Lorsqu’il se rendit compte que son fils ne donnait pas signe de vie, le chef de la police monta en voiture et en quelques minutes seulement il fut au poste. Les lieux semblaient déserts ; la main sur son arme, après avoir défait la pression de sécurité de l’étui à sa ceinture, il s’approcha prudemment de la porte d’entrée. Alors il entendit un bruit. Il tourna la tête et vit le buisson s’agiter.
Une demi-heure plus tard, l’un des médecins des services de secours se demandait encore ce qui avait pu plonger le jeune homme retrouvé derrière le buisson, à présent assis dans le fauteuil de son père et protégé par une couverture, dans cet état cataleptique. Il essayait de déclencher un réflexe oculaire, mais le regard restait incroyablement fixe. Son père aussi bien que sa mère qu’on était allé chercher avaient tenté de lui parler, de le prendre dans leurs bras, de le faire sortir de l’état de choc par tous les moyens. Ils lui avaient même jeté de l’eau fraîche sur le visage. Finalement le médecin lui injecta un décontractant musculaire. Le jeune homme se détendit et sembla s’endormir. Alors quelque chose lui échappa de la main et tomba avec fracas sur le sol. C’était le téléphone mobile qu’il avait tenu serré, comme quelque chose de très précieux.

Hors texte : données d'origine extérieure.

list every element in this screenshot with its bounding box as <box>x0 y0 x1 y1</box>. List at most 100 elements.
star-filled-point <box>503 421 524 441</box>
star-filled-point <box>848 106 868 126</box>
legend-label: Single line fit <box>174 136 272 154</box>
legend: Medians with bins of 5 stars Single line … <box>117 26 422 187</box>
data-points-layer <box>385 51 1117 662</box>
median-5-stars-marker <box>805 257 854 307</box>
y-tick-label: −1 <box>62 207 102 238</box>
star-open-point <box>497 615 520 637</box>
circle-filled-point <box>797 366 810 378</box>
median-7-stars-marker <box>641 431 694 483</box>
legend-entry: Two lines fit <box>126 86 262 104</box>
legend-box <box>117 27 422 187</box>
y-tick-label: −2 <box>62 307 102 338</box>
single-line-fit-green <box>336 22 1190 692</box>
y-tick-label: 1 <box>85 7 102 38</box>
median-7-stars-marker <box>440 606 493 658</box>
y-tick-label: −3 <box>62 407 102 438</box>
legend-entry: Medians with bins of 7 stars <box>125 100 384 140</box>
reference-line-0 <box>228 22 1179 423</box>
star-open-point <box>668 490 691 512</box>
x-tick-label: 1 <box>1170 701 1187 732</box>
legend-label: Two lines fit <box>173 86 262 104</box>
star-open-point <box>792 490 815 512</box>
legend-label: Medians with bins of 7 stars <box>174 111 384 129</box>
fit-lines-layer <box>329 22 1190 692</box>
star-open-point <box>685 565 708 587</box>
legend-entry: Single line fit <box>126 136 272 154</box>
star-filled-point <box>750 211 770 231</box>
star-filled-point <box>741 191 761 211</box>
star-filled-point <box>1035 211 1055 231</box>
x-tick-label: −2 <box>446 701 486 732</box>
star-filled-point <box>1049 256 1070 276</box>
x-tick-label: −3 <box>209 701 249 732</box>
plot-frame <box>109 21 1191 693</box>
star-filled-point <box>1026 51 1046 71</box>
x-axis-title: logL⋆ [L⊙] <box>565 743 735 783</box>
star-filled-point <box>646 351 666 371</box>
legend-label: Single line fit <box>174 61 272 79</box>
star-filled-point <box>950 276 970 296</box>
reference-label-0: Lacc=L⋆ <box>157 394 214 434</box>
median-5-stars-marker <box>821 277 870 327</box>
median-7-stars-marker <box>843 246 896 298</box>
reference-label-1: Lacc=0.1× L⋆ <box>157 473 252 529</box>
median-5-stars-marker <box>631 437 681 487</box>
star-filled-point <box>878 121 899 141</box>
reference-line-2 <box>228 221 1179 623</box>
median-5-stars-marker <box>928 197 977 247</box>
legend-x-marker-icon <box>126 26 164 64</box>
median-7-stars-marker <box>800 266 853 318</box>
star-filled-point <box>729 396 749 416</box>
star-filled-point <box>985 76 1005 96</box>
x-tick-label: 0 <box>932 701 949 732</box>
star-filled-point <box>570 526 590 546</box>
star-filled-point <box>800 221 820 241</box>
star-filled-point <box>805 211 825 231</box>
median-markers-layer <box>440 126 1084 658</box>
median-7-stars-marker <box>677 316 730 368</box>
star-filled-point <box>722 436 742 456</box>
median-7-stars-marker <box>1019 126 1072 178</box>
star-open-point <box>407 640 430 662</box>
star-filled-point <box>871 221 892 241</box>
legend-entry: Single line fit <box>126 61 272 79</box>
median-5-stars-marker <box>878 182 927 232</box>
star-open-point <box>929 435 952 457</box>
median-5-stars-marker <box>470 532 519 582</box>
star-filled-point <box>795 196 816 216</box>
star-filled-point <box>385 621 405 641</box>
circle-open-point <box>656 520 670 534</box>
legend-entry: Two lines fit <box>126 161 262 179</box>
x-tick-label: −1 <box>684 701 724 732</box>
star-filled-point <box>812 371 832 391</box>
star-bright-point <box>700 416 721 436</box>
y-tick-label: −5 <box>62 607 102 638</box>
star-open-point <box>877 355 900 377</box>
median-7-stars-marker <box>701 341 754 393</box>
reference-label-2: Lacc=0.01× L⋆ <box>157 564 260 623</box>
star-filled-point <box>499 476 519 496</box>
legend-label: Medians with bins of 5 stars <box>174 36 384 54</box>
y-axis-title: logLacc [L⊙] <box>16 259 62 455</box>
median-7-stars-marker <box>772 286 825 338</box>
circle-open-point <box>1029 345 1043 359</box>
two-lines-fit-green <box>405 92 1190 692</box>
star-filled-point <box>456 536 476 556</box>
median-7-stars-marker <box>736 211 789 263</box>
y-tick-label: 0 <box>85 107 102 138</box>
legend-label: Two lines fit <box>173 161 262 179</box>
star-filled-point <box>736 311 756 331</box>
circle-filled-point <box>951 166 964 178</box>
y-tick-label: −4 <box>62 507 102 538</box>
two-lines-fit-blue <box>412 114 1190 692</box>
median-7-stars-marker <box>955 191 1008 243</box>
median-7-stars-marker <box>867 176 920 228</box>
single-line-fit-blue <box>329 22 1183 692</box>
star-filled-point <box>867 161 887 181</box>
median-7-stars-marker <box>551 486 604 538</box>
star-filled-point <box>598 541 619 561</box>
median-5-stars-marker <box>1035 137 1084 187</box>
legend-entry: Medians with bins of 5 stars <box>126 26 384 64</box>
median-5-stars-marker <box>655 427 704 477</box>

Miloš Bambenek savait que son fils, comme tout jeune de son âge, était totalement obsédé par son Smartphone. Après avoir résisté pendant plusieurs mois, il avait fini par le lui acheter alors que cela coûtait une petite fortune. Depuis lors, le jeune homme ne se séparait plus de son appareil, qu’il soit à table, aux toilettes, ou devant la télévision, à tel point que Miloš commençait à se demander si son fils n’aurait pas besoin d’un petit passage chez le psy. Il avait abandonné l’idée quand il avait vu les enfants des voisins, un étudiant et une lycéenne, se comporter exactement de la même manière.

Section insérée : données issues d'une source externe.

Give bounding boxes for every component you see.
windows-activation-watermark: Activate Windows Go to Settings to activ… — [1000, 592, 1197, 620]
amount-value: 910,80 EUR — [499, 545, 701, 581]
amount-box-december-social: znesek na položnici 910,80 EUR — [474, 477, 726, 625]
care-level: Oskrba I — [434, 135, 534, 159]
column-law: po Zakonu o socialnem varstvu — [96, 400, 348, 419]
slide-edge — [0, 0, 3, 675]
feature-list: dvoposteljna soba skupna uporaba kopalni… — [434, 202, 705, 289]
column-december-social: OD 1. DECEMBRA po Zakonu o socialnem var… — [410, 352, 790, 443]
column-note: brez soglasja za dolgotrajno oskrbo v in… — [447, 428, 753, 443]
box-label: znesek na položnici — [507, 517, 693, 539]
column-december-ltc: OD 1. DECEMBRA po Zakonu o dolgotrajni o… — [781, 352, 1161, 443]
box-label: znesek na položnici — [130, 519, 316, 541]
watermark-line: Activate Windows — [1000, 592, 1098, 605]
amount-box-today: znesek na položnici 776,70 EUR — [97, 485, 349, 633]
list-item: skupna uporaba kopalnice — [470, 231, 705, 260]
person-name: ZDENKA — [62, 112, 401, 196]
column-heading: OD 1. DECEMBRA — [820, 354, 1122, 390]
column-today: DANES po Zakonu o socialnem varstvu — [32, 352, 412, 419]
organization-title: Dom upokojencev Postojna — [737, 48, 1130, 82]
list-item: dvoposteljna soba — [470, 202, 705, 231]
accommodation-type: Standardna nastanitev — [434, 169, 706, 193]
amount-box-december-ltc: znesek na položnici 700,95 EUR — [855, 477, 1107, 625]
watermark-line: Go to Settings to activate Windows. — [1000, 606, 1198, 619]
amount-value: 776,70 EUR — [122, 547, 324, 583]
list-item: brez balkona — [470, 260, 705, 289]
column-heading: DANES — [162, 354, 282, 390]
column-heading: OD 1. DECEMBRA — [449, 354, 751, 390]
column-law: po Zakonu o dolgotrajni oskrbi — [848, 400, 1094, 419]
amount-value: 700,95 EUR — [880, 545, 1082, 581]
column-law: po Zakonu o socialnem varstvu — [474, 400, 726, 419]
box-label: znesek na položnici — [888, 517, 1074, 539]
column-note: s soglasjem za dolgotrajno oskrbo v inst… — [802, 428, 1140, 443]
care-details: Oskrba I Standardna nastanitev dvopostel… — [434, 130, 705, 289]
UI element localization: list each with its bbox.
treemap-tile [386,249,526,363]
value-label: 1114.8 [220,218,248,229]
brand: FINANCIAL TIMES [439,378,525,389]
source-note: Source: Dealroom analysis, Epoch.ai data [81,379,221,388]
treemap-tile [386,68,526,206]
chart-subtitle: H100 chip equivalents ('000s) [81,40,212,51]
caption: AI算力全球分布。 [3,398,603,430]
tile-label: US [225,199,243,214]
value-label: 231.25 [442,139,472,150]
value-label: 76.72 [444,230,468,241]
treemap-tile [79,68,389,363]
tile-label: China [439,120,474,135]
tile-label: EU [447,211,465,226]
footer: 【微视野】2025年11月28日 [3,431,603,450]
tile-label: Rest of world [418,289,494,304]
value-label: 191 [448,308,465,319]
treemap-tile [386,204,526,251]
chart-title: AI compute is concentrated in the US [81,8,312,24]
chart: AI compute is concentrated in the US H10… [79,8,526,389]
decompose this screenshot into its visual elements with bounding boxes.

Le policier se demandait comment il était possible de se concentrer sur quoi que ce soit quand on était interrompu sans arrêt par ces satanés appareils. Son cadet aussi passait son temps à tirer sur tout ce qui bougeait sur sa PlayStation, qu’il lui avait offerte tant il était soulagé qu’il n’ait pas redoublé. Son salon était devenu le plus cruel champ de bataille qu’il ait jamais imaginé. Miloš résistait aux campagnes de Napoléon, aux guerres médiévales et même à la mitrailleuse qui fauchait tout ce qui débarquait à Omaha Beach, mais quand apparaissaient les robots protéiformes qui avaient des jambes à la place de la tête, il rendait les armes de la patience et il partait au poste.

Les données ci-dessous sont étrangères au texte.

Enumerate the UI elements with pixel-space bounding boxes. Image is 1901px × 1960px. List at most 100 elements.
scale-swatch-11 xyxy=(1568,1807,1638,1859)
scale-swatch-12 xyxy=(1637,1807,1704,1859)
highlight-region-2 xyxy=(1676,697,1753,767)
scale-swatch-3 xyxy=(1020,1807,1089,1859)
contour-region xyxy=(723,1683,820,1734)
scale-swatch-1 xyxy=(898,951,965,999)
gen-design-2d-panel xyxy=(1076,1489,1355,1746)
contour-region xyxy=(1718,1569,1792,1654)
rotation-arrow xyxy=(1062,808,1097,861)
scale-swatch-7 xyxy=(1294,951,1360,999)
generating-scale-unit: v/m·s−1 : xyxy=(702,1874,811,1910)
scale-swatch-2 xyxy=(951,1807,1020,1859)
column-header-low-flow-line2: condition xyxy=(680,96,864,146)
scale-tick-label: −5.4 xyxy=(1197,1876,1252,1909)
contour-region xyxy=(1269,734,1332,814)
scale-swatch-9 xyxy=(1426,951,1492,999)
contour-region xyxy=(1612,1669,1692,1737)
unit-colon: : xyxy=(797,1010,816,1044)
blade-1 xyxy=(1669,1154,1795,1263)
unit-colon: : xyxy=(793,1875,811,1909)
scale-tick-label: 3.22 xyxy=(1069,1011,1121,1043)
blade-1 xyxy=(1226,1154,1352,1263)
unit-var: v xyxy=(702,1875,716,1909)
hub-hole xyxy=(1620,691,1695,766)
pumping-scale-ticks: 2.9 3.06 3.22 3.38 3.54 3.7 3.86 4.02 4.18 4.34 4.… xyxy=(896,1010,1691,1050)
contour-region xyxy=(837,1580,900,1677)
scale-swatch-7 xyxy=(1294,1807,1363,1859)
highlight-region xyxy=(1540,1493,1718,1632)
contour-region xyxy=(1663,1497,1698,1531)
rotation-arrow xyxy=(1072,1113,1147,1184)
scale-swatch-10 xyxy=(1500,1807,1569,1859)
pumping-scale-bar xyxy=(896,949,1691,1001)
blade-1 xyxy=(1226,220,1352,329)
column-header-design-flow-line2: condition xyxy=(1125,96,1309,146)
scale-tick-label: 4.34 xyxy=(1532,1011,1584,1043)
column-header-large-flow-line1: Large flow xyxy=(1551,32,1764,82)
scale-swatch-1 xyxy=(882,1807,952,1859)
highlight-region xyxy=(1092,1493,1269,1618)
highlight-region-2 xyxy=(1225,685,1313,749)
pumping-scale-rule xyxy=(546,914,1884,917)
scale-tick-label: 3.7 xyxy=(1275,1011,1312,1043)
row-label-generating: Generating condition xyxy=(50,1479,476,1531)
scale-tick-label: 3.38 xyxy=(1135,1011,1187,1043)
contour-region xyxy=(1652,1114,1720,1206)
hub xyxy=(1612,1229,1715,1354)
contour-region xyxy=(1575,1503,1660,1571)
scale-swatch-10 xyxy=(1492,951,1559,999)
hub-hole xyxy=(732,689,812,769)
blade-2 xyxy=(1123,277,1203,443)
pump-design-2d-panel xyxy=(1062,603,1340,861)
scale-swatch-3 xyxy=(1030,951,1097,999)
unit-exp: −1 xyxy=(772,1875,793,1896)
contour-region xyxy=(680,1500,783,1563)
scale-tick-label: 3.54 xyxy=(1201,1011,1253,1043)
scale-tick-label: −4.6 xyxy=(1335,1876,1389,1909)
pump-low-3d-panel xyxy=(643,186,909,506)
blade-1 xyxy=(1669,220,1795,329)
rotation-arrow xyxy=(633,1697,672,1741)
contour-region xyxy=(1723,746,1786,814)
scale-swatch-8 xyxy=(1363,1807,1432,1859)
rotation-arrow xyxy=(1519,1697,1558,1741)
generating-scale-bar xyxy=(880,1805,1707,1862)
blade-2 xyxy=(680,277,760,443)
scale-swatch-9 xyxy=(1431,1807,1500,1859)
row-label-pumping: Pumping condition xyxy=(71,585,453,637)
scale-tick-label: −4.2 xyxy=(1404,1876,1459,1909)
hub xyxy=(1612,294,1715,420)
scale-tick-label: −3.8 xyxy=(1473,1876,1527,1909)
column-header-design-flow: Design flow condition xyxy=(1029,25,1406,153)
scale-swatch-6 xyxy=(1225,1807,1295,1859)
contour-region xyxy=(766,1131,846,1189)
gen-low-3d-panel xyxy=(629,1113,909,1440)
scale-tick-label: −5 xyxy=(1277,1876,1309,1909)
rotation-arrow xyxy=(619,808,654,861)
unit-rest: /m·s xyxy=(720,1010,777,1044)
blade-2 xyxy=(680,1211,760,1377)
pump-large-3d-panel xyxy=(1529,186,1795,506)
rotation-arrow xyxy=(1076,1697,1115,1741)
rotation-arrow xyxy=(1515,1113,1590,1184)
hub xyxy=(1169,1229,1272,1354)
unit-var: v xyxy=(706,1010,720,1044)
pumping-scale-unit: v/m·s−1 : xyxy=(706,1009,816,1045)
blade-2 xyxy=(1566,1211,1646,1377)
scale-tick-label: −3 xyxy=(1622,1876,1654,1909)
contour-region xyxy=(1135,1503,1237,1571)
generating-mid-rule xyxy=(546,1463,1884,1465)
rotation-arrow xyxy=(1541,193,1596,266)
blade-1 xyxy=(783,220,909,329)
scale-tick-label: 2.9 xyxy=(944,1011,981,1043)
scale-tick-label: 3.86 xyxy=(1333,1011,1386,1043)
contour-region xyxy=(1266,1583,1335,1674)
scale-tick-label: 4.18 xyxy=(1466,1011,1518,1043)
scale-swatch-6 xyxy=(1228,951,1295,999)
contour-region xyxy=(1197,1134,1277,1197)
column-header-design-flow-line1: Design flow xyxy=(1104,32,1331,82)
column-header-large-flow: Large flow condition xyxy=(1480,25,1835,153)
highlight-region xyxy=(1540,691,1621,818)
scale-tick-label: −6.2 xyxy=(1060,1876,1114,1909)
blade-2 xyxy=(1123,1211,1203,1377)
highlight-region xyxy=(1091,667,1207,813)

Il savait aussi que son aîné photographiait et filmait absolument tout ce qu’il voyait pour le poster immédiatement sur les réseaux sociaux. Il songea que, peut-être, ne serait-ce qu’une fois, cette passion pourrait se révéler utile. Alors il s’assit sur une chaise et réveilla l’écran. Il avait eu raison. Il entra directement dans l’album photo. Il appuya sur le dernier cliché et l’agrandit. Il ne comprenait pas bien ce qu’il voyait alors il balaya l’écran en arrière. C’était la même chose, photographiée des dizaines de fois, en rafale. Alors que la réceptionniste qui travaillait à mi-temps passait devant lui, il lui demanda comment transférer la photo sur l’ordinateur. La jeune femme saisit l’appareil et envoya la photo par e-mail. Miloš se rendit dans le bureau voisin en se faufilant entre les morts allongés sous des draps et alluma l’ordinateur.